How has the education sector in India changed as a result of Covid-19?
“Covid-19 has resulted in three major shifts in education. First, it led to the mass adoption of online learning. Schools were forced to go online in mid-March, and it increasingly looks like they will remain online after the summer. Although this was a big disruption, people have been surprised by the remarkable acceptance of online education.
“Secondly, the digital divide in India has widened due to the lack of access for many people, whether that be lack of devices, connectivity, electricity, or just the right conditions at home. These factors have heightened the challenges of delivering learning online. While these challenges are global in some respects, they are accentuated in India because of the sheer scale and severity of the problem given the stage of India’s economy.
“The last major shift is that online education has brought about some exciting innovations. Universities are adopting new strategies and asking themselves, "How do we go beyond the boundaries of the physical university space?’ and ‘How do we expand to include new students, faculty, and courses that we could not typically offer?’ The concept of the university is being redefined, which brings with it a host of exciting possibilities.”
What steps is the government of India taking to facilitate online learning?
“On the K-12 side, the central government is focused on making supplemental online content available to schoolteachers and students. In 2017, the Ministry of Human Resource Development launched the Digital Infrastructure for Knowledge Sharing (DIKSHA) portal, which aims to amplify digital solutions in the classroom and equip teachers with digital content to supplement their course material. Similarly, the government is now launching a series of digital trainings for K-12 teachers. These programs have taken off since Covid-19 and received renewed attention.
“On the higher education side, the government had previously created a repository of online courses and made them available at no cost through its Swayam MOOCs portal. These courses are now being promoted and used as substitutes for lectures. Higher education in India is also becoming increasingly deregulated. India’s University Grants Commission (UGC) is now allowing institutions to deliver up to 40 percent of their content online, even after the Covid-19 crisis passes. The Commission also announced that the top 200 universities in India can issue degrees online. These are both remarkable developments coming from India’s higher education regulatory body.
“In addition to government efforts, private players have also stepped up and contributed to the growing education-tech industry. At the K-12 level, Khan Academy, Vedantu, and Byju’s have seen their usage skyrocket. Coursera and EdX have seen similar explosion in the numbers for higher education. Many of these private players have made their content free, at least through the Covid-19 period, in the hope that they will eventually be able to convert new users into paying customers.

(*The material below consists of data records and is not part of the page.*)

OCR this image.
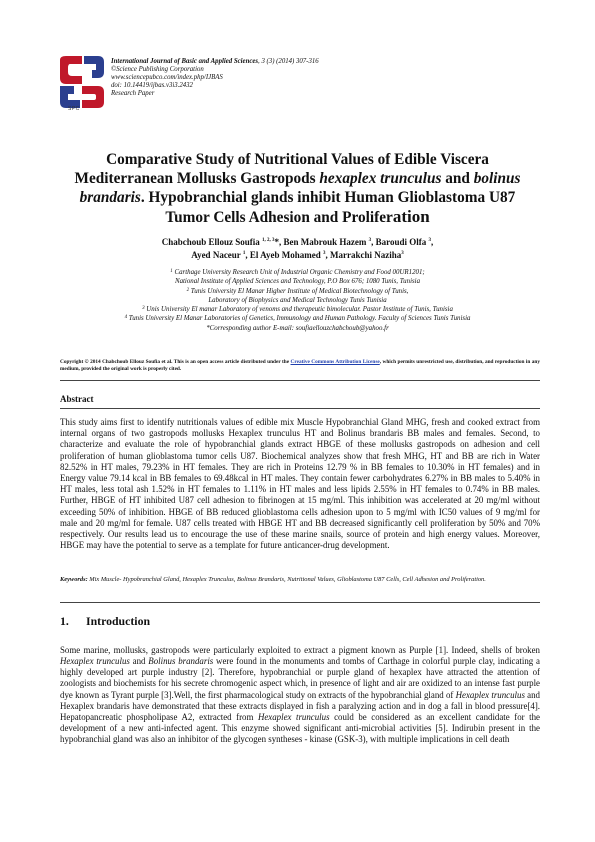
SPC
International Journal of Basic and Applied Sciences, 3 (3) (2014) 307-316
©Science Publishing Corporation
www.sciencepubco.com/index.php/IJBAS
doi: 10.14419/ijbas.v3i3.2432
Research Paper
Comparative Study of Nutritional Values of Edible Viscera Mediterranean Mollusks Gastropods hexaplex trunculus and bolinus brandaris. Hypobranchial glands inhibit Human Glioblastoma U87 Tumor Cells Adhesion and Proliferation
Chabchoub Ellouz Soufia $^{1, 2, 3}$*, Ben Mabrouk Hazem $^3$, Baroudi Olfa $^3$,
Ayed Naceur $^1$, El Ayeb Mohamed $^3$, Marrakchi Naziha$^3$
$^1$ Carthage University Research Unit of Industrial Organic Chemistry and Food 00UR1201;
National Institute of Applied Sciences and Technology, P.O Box 676; 1080 Tunis, Tunisia
$^2$ Tunis University El Manar Higher Institute of Medical Biotechnology of Tunis,
Laboratory of Biophysics and Medical Technology Tunis Tunisia
$^3$ Unis University El manar Laboratory of venoms and therapeutic bimolecular. Pastor Institute of Tunis, Tunisia
$^4$ Tunis University El Manar Laboratories of Genetics, Immunology and Human Pathology. Faculty of Sciences Tunis Tunisia
*Corresponding author E-mail: soufiaellouzchabchoub@yahoo.fr
Copyright © 2014 Chabchoub Ellouz Soufia et al. This is an open access article distributed under the Creative Commons Attribution License, which permits unrestricted use, distribution, and reproduction in any medium, provided the original work is properly cited.
Abstract
This study aims first to identify nutritionals values of edible mix Muscle Hypobranchial Gland MHG, fresh and cooked extract from internal organs of two gastropods mollusks Hexaplex trunculus HT and Bolinus brandaris BB males and females. Second, to characterize and evaluate the role of hypobranchial glands extract HBGE of these mollusks gastropods on adhesion and cell proliferation of human glioblastoma tumor cells U87. Biochemical analyzes show that fresh MHG, HT and BB are rich in Water 82.52% in HT males, 79.23% in HT females. They are rich in Proteins 12.79 % in BB females to 10.30% in HT females) and in Energy value 79.14 kcal in BB females to 69.48kcal in HT males. They contain fewer carbohydrates 6.27% in BB males to 5.40% in HT males, less total ash 1.52% in HT females to 1.11% in HT males and less lipids 2.55% in HT females to 0.74% in BB males. Further, HBGE of HT inhibited U87 cell adhesion to fibrinogen at 15 mg/ml. This inhibition was accelerated at 20 mg/ml without exceeding 50% of inhibition. HBGE of BB reduced glioblastoma cells adhesion upon to 5 mg/ml with IC50 values of 9 mg/ml for male and 20 mg/ml for female. U87 cells treated with HBGE HT and BB decreased significantly cell proliferation by 50% and 70% respectively. Our results lead us to encourage the use of these marine snails, source of protein and high energy values. Moreover, HBGE may have the potential to serve as a template for future anticancer-drug development.
Keywords: Mix Muscle- Hypobranchial Gland, Hexaplex Trunculus, Bolinus Brandaris, Nutritional Values, Glioblastoma U87 Cells, Cell Adhesion and Proliferation.
1. Introduction
Some marine, mollusks, gastropods were particularly exploited to extract a pigment known as Purple [1]. Indeed, shells of broken Hexaplex trunculus and Bolinus brandaris were found in the monuments and tombs of Carthage in colorful purple clay, indicating a highly developed art purple industry [2]. Therefore, hypobranchial or purple gland of hexaplex have attracted the attention of zoologists and biochemists for his secrete chromogenic aspect which, in presence of light and air are oxidized to an intense fast purple dye known as Tyrant purple [3].Well, the first pharmacological study on extracts of the hypobranchial gland of Hexaplex trunculus and Hexaplex brandaris have demonstrated that these extracts displayed in fish a paralyzing action and in dog a fall in blood pressure[4]. Hepatopancreatic phospholipase A2, extracted from Hexaplex trunculus could be considered as an excellent candidate for the development of a new anti-infected agent. This enzyme showed significant anti-microbial activities [5]. Indirubin present in the hypobranchial gland was also an inhibitor of the glycogen syntheses - kinase (GSK-3), with multiple implications in cell death
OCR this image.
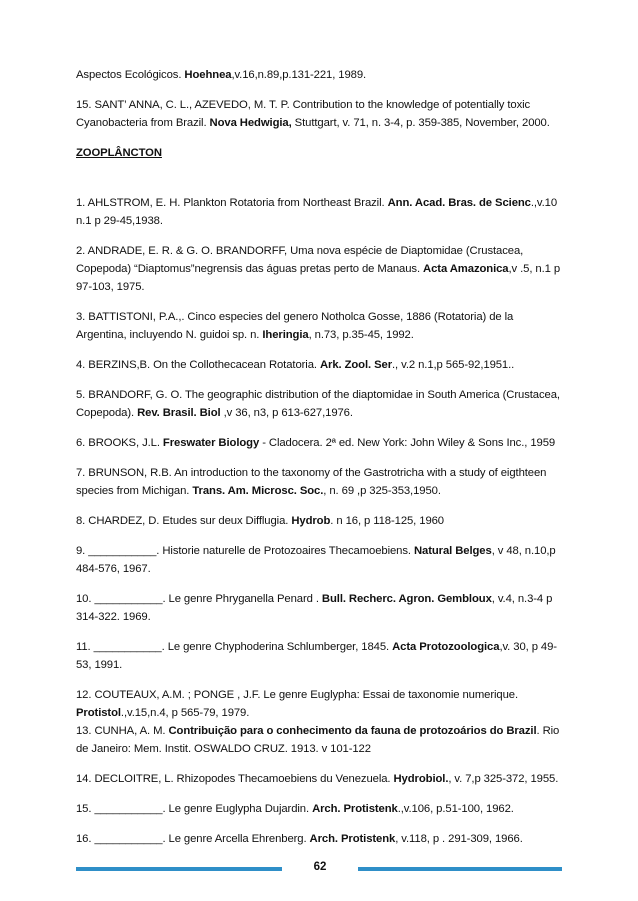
Aspectos Ecológicos. Hoehnea,v.16,n.89,p.131-221, 1989.

15. SANT’ ANNA, C. L., AZEVEDO, M. T. P. Contribution to the knowledge of potentially toxic Cyanobacteria from Brazil. Nova Hedwigia, Stuttgart, v. 71, n. 3-4, p. 359-385, November, 2000.

ZOOPLÂNCTON

1. AHLSTROM, E. H. Plankton Rotatoria from Northeast Brazil. Ann. Acad. Bras. de Scienc.,v.10 n.1 p 29-45,1938.

2. ANDRADE, E. R. & G. O. BRANDORFF, Uma nova espécie de Diaptomidae (Crustacea, Copepoda) “Diaptomus”negrensis das águas pretas perto de Manaus. Acta Amazonica,v .5, n.1 p 97-103, 1975.

3. BATTISTONI, P.A.,. Cinco especies del genero Notholca Gosse, 1886 (Rotatoria) de la Argentina, incluyendo N. guidoi sp. n. Iheringia, n.73, p.35-45, 1992.

4. BERZINS,B. On the Collothecacean Rotatoria. Ark. Zool. Ser., v.2 n.1,p 565-92,1951..

5. BRANDORF, G. O. The geographic distribution of the diaptomidae in South America (Crustacea, Copepoda). Rev. Brasil. Biol ,v 36, n3, p 613-627,1976.

6. BROOKS, J.L. Freswater Biology - Cladocera. 2ª ed. New York: John Wiley & Sons Inc., 1959

7. BRUNSON, R.B. An introduction to the taxonomy of the Gastrotricha with a study of eigthteen species from Michigan. Trans. Am. Microsc. Soc., n. 69 ,p 325-353,1950.

8. CHARDEZ, D. Etudes sur deux Difflugia. Hydrob. n 16, p 118-125, 1960

9. ___________. Historie naturelle de Protozoaires Thecamoebiens. Natural Belges, v 48, n.10,p 484-576, 1967.

10. ___________. Le genre Phryganella Penard . Bull. Recherc. Agron. Gembloux, v.4, n.3-4 p 314-322. 1969.

11. ___________. Le genre Chyphoderina Schlumberger, 1845. Acta Protozoologica,v. 30, p 49-53, 1991.

12. COUTEAUX, A.M. ; PONGE , J.F. Le genre Euglypha: Essai de taxonomie numerique. Protistol.,v.15,n.4, p 565-79, 1979.

13. CUNHA, A. M. Contribuição para o conhecimento da fauna de protozoários do Brazil. Rio de Janeiro: Mem. Instit. OSWALDO CRUZ. 1913. v 101-122

14. DECLOITRE, L. Rhizopodes Thecamoebiens du Venezuela. Hydrobiol., v. 7,p 325-372, 1955.

15. ___________. Le genre Euglypha Dujardin. Arch. Protistenk.,v.106, p.51-100, 1962.

16. ___________. Le genre Arcella Ehrenberg. Arch. Protistenk, v.118, p . 291-309, 1966.

62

“The combination of increased online content, increased access to content, and easing of government regulations in the sector has led to a staggering uptake in online educational learning at both the K-12 level and in higher education.”
What implications do these steps have for sectors other than education?
“The whole ecosystem around online learning is going to see exponential growth. This will also mean greater regulatory scrutiny as private players enter the market, particularly because education has always been a public service and the government will be very concerned with protecting the interests of students. Learners will also demand the best technology and services. If countries are allowing private players to access their students, they will demand the highest quality services.
“That being said, the private sector has a tremendous opportunity and I think we will see the rise of mega institutions that deliver content and teaching online. This already exists with the Khan Academies and Courseras of the market. In effect, these are massive global universities that transcend walls, borders, and age groups. I think the private sector is going to have innumerable opportunities for growth over the next couple of years, which is very exciting, but will also lead to natural tensions with the government and regulatory bodies. This opportunity extends to technology providers, testing and assessment providers, and online accreditation bodies.”
How will the government’s New Education Policy impact the education landscape?
“The policy makes several important changes, including the creation of a path for foreign universities to set up campuses in India, the formation of a single regulator for all institutions of higher education, and the launch of examinations that test core skills instead of placing an emphasis on rote memorization.
“Most importantly, the NEP emphasizes student-centric education that brings India in line with global best practices and is ultimately great for our students. Some of these much-needed changes include universalizing primary education, an emphasis on teaching in the students’ mother tongues, and transitioning to a more holistic, multi-disciplinary academic experience.”